Esto supone partir por considerar que el silencio sólo se puede entender al interior del lenguaje. El silencio forma parte de las palabras y comunica con fuerza. El silencio son datos densos al interior de la descripción densa a la que aspiramos en etnografía. El silencio es, finalmente, una fuerte presencia comunicativa con valor de combate.
En lugar de verlo como nada, el silencio nos evoca tantas cosas. El silencio son las violencias estatales y económicas. El silencio es la precariedad y los abusos. El silencio nos transporta directamente a los abusos de autoridades, a las violencias de hombres y de criminales. Todos ellos y en conjunto.
Y el silencio, además, puede reflejar una estrategia de defensa y de seguridad de muchas mujeres que lo utilizan y, hasta cierto punto, demuestra que el silencio se politiza.

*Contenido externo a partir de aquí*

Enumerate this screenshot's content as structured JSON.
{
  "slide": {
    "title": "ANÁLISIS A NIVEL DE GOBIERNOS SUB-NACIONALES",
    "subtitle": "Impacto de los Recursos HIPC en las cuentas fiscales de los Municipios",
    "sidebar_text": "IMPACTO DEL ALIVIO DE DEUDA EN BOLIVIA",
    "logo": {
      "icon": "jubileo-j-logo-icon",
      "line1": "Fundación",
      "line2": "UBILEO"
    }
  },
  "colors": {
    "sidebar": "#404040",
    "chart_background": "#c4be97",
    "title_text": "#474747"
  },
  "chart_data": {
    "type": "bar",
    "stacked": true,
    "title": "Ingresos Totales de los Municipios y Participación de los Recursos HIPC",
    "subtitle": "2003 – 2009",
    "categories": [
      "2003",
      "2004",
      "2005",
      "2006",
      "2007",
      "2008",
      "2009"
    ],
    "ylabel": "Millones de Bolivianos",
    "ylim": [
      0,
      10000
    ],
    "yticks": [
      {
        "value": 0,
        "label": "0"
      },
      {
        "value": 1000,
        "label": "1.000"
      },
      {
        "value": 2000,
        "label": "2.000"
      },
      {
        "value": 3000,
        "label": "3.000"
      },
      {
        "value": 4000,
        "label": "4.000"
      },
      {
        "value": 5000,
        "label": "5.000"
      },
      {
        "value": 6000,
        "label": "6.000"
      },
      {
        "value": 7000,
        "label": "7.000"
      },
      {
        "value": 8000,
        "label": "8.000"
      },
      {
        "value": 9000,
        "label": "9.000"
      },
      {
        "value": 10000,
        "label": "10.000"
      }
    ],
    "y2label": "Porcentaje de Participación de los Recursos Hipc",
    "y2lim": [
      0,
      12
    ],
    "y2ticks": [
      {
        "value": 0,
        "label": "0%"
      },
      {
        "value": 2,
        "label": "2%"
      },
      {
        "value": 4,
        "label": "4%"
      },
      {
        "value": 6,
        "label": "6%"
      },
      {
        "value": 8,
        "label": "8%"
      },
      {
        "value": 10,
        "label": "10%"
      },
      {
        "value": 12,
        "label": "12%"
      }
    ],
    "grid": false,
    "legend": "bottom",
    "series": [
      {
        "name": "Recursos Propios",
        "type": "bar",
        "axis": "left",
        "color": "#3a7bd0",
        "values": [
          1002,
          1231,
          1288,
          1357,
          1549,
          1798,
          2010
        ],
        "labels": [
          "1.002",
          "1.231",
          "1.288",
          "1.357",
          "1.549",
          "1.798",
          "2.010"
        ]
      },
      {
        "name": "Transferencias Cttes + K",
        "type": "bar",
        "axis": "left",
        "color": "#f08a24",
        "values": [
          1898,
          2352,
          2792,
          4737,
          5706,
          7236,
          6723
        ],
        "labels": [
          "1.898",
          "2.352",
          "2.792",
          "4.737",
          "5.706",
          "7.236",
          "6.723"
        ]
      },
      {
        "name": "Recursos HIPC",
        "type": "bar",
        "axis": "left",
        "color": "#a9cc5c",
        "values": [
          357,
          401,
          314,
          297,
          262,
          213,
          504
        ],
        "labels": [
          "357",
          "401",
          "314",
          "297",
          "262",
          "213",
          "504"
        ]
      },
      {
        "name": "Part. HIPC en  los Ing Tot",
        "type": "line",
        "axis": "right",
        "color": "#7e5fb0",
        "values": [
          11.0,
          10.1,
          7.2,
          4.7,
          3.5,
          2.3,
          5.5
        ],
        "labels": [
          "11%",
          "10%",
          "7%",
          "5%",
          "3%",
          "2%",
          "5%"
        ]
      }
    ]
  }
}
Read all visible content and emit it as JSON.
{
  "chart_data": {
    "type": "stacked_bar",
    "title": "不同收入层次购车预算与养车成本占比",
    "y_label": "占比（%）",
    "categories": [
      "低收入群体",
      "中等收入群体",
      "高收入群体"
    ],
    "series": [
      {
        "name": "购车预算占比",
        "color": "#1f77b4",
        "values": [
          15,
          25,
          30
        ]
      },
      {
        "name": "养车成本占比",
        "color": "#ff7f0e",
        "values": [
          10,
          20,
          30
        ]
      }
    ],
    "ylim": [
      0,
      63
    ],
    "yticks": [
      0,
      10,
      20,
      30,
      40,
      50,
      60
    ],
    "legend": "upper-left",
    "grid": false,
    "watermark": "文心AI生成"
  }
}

En las migraciones, muchas mujeres imaginan que todos los hombres, incluyendo los compañeros de ruta, son potenciales agresores. Esto hace parte de la economía política de los silencios. Pero a pesar de que todo esto domestica nuestra mirada y favorece la naturalización de las violencias, las mujeres no tienen una sola experiencia unificada de dominación. Muchas resisten y se agrupan. Establecen círculos de palabra y se ayudan a resanar. Muchas priorizan el autocuidado como una política femenina y feminista clave. Por eso quizás no todo está perdido, hay mucho qué retrabajar en esta sociedad herida.